Tes semacam itu mungkin termasuk pemindaian MRI atau bahkan ketukan tulang belakang – tetapi Dr. McCall dan tim mendesak untuk melakukan tes tidur terlebih dahulu. “Saya berpikir sebelum kita melakukan spinal tap untuk depresi yang resisten terhadap pengobatan, kita mungkin perlu melakukan tes tidur terlebih dahulu,” katanya.
“Kita tahu bahwa [orang-orang] dengan sleep apnea berbicara tentang gejala-gejala depresi,” ia melanjutkan. “Kami tahu bahwa jika Anda memiliki [OSA], Anda tidak akan merespons dengan baik terhadap antidepresan .”

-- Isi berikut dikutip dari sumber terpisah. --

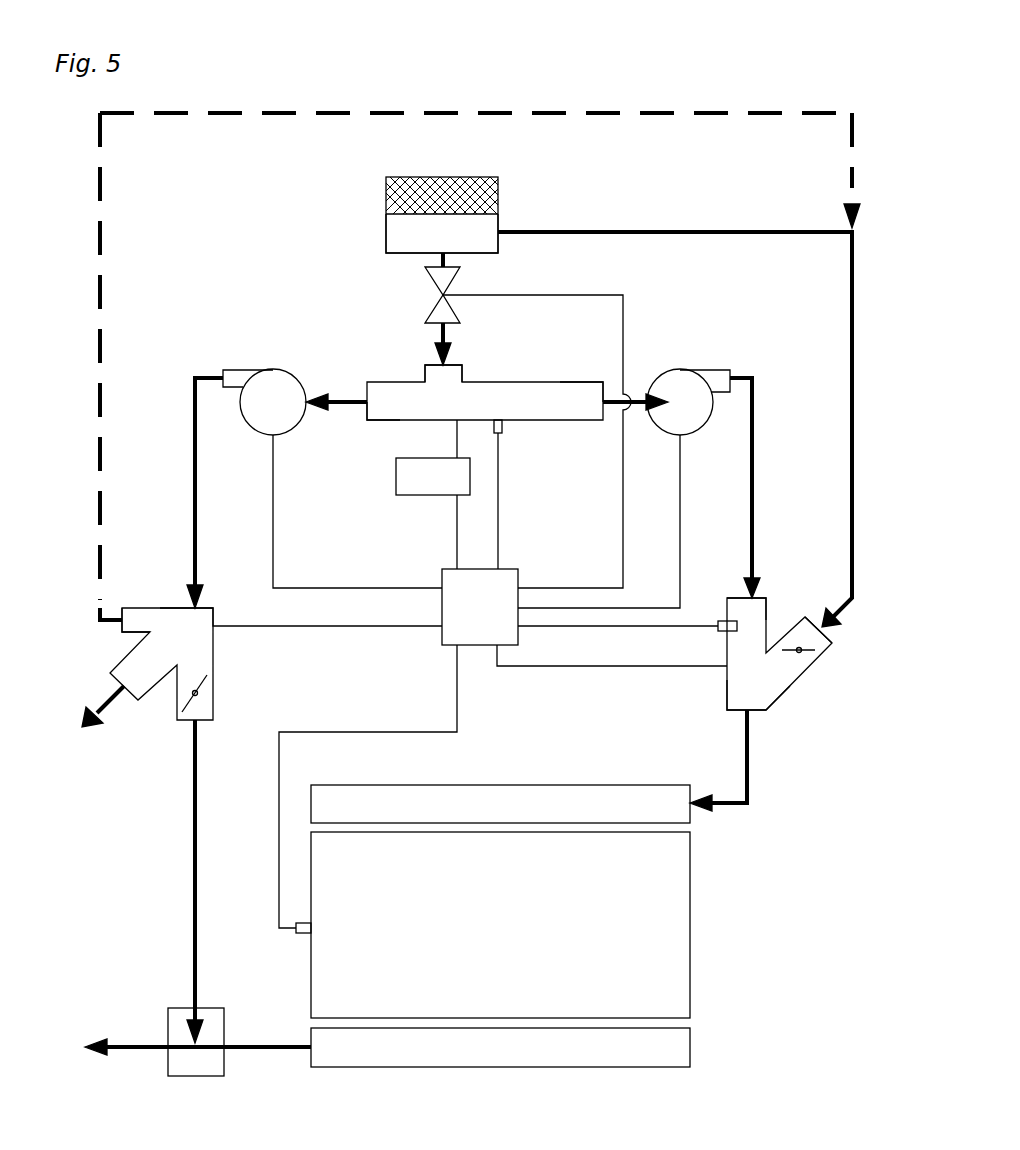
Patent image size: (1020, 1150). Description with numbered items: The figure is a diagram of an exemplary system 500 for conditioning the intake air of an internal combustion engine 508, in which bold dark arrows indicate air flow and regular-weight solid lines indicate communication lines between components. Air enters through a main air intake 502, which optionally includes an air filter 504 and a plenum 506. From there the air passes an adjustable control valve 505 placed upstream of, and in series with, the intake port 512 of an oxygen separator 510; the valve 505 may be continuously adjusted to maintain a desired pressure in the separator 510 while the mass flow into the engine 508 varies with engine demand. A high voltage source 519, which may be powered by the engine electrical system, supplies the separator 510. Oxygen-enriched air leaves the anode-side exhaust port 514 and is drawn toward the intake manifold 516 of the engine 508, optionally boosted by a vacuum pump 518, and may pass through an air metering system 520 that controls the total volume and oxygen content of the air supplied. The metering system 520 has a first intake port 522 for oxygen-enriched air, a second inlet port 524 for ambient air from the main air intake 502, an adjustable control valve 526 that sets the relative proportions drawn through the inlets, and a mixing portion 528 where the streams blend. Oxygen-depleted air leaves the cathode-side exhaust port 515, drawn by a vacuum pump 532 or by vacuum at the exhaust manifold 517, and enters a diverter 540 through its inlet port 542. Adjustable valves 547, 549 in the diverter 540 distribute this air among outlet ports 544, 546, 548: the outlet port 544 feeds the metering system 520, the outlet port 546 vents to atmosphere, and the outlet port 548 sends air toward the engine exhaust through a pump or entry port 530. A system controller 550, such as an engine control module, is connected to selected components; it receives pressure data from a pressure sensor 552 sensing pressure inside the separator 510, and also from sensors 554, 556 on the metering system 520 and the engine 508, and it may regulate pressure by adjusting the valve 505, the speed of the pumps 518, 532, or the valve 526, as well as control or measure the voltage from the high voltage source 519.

The system for conditioning intake air 500 is at (729, 54).
The main air intake 502 is at (445, 195).
The air filter 504 is at (408, 187).
The plenum 506 is at (413, 232).
The adjustable control valve 505 is at (440, 272).
The oxygen separator 510 is at (451, 391).
The intake port 512 is at (437, 363).
The anode-side exhaust port 514 is at (604, 382).
The cathode-side exhaust port 515 is at (366, 408).
The intake manifold 516 is at (462, 803).
The exhaust manifold 517 is at (500, 1067).
The vacuum pump 518 is at (680, 382).
The high voltage source 519 is at (433, 482).
The air metering system 520 is at (724, 680).
The first intake port 522 is at (758, 597).
The second inlet port 524 is at (833, 641).
The adjustable control valve 526 is at (805, 652).
The mixing portion 528 is at (748, 694).
The entry port 530 is at (172, 1008).
The vacuum pump 532 is at (278, 380).
The diverter 540 is at (239, 794).
The inlet port 542 is at (203, 604).
The outlet port 544 is at (120, 627).
The outlet port 546 is at (130, 700).
The adjustable valve 547 is at (148, 616).
The outlet port 548 is at (185, 722).
The adjustable valve 549 is at (200, 694).
The system controller 550 is at (503, 748).
The pressure sensor 552 is at (502, 428).
The sensor 554 is at (722, 632).
The sensor 556 is at (302, 933).
The internal combustion engine 508 is at (500, 925).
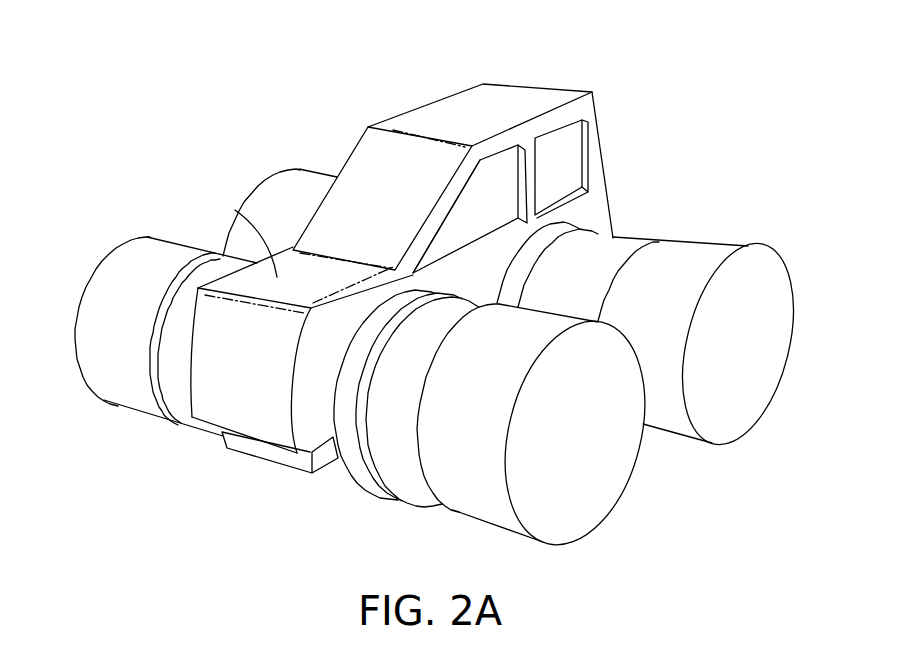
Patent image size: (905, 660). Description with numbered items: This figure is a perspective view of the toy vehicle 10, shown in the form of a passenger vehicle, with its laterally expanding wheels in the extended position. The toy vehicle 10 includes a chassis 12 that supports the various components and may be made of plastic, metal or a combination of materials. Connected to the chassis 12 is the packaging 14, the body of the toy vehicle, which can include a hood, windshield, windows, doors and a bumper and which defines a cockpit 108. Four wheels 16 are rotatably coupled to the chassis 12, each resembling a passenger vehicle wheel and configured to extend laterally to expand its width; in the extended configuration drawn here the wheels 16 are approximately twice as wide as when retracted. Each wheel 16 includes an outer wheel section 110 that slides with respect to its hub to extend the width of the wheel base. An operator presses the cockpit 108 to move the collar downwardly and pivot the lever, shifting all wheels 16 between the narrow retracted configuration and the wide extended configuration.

The toy vehicle 10 is at (256, 112).
The cockpit 108 is at (460, 103).
The packaging 14 is at (275, 262).
The chassis 12 is at (290, 474).
The wheel 16 is at (275, 187).
The outer wheel section 110 is at (122, 410).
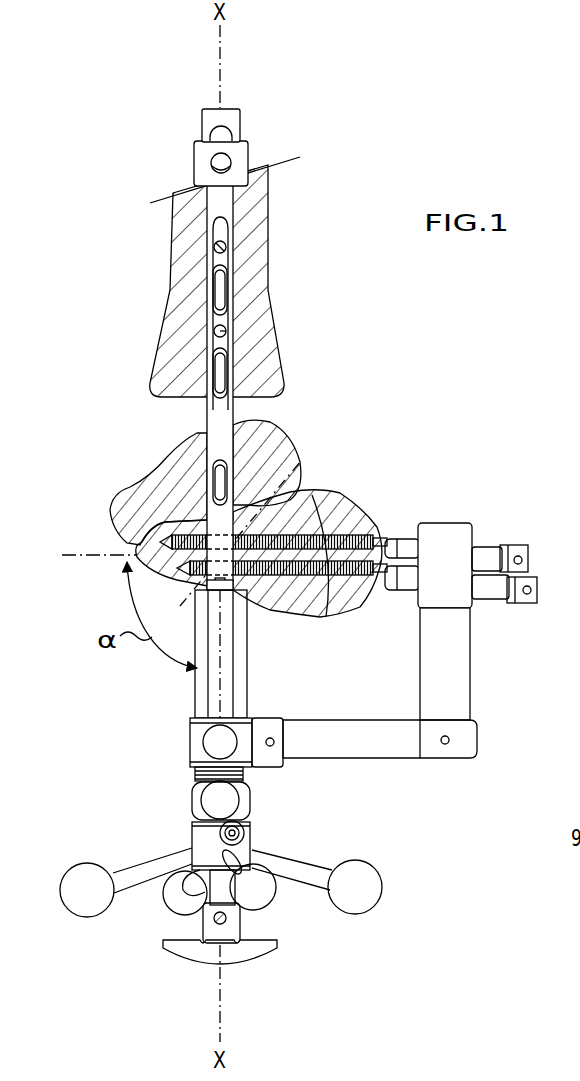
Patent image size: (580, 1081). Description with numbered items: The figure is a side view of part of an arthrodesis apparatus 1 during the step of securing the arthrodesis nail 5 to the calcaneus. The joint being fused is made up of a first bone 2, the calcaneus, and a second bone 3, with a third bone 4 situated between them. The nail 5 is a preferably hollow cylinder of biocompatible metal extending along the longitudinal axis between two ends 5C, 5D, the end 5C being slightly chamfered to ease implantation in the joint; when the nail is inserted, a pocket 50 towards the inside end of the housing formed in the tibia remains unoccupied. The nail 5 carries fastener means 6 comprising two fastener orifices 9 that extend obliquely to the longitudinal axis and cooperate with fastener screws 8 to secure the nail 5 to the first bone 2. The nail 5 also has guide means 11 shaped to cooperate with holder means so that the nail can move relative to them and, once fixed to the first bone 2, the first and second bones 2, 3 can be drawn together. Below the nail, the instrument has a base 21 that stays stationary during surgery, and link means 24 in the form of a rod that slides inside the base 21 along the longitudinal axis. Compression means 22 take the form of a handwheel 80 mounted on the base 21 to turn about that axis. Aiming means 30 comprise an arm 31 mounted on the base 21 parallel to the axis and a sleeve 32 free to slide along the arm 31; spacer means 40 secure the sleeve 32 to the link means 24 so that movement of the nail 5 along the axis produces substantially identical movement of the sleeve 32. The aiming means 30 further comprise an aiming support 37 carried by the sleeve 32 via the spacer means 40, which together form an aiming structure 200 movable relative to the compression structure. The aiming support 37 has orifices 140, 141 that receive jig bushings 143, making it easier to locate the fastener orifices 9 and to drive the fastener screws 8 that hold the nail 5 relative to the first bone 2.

The arthrodesis apparatus 1 is at (452, 462).
The first bone 2 is at (318, 500).
The second bone 3 is at (264, 349).
The third bone 4 is at (262, 452).
The arthrodesis nail 5 is at (210, 262).
The end of the nail 5C is at (232, 206).
The end of the nail 5D is at (240, 592).
The fastener means 6 is at (225, 248).
The fastener screw 8 is at (345, 540).
The fastener orifice 9 is at (242, 530).
The guide means 11 is at (220, 298).
The base 21 is at (218, 802).
The compression means 22 is at (245, 852).
The link means 24 is at (210, 684).
The aiming means 30 is at (258, 128).
The arm 31 is at (207, 118).
The sleeve 32 is at (199, 158).
The aiming support 37 is at (452, 646).
The spacer means 40 is at (262, 715).
The pocket 50 is at (213, 197).
The handwheel 80 is at (355, 900).
The orifice 140 is at (407, 538).
The orifice 141 is at (400, 590).
The jig bushing 143 is at (480, 552).
The aiming structure 200 is at (394, 770).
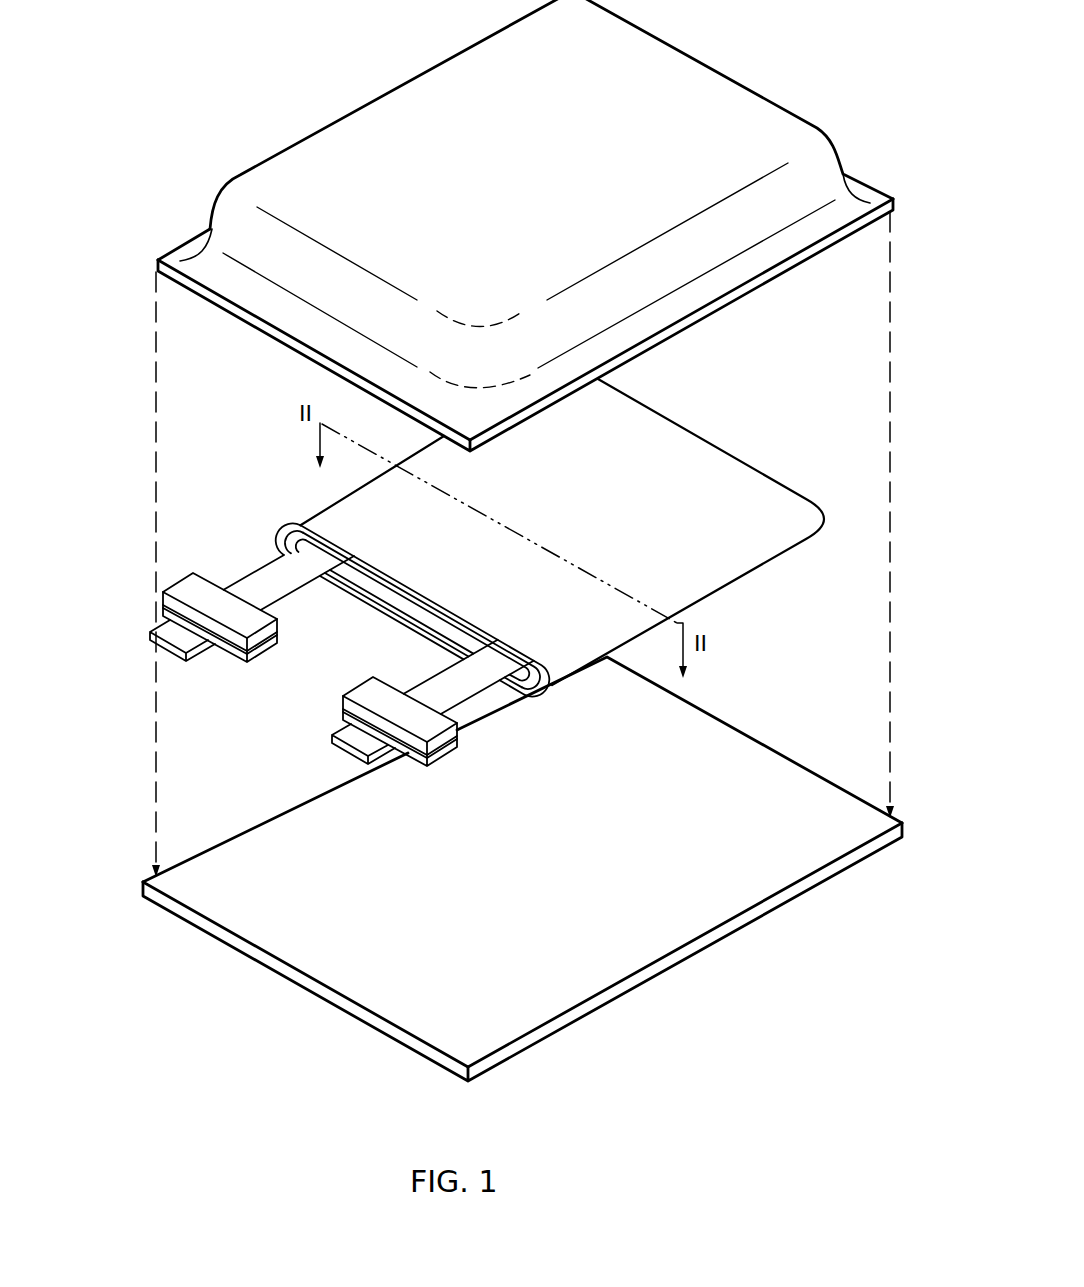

“Kami tahu bahwa jika Anda menderita sleep apnea dan mendapatkan [mesin CPAP], itu menjadi lebih baik dan sekarang kami tahu bahwa ada kasus tersembunyi sleep apnea pada orang yang mengalami depresi dan [memiliki] kecenderungan bunuh diri,” kata William V. McCall.
Namun, penulis penelitian juga mengakui bahwa faktor lain – seperti efek samping dari obat lain, termasuk beta-blocker dan kortikosteroid – dapat menyebabkan depresi yang resisten terhadap pengobatan.
Mereka juga menunjukkan bahwa kecenderungan bunuh diri juga merupakan faktor kunci, dan para peneliti menyarankan bahwa penyelidikan lebih lanjut harus menjadi pertanyaan apakah mengobati sleep apnea juga akan mengurangi ide bunuh diri.
Di Amerika Serikat, bunuh diri adalah penyebab kematian nomor 10 di antara orang-orang dari segala usia.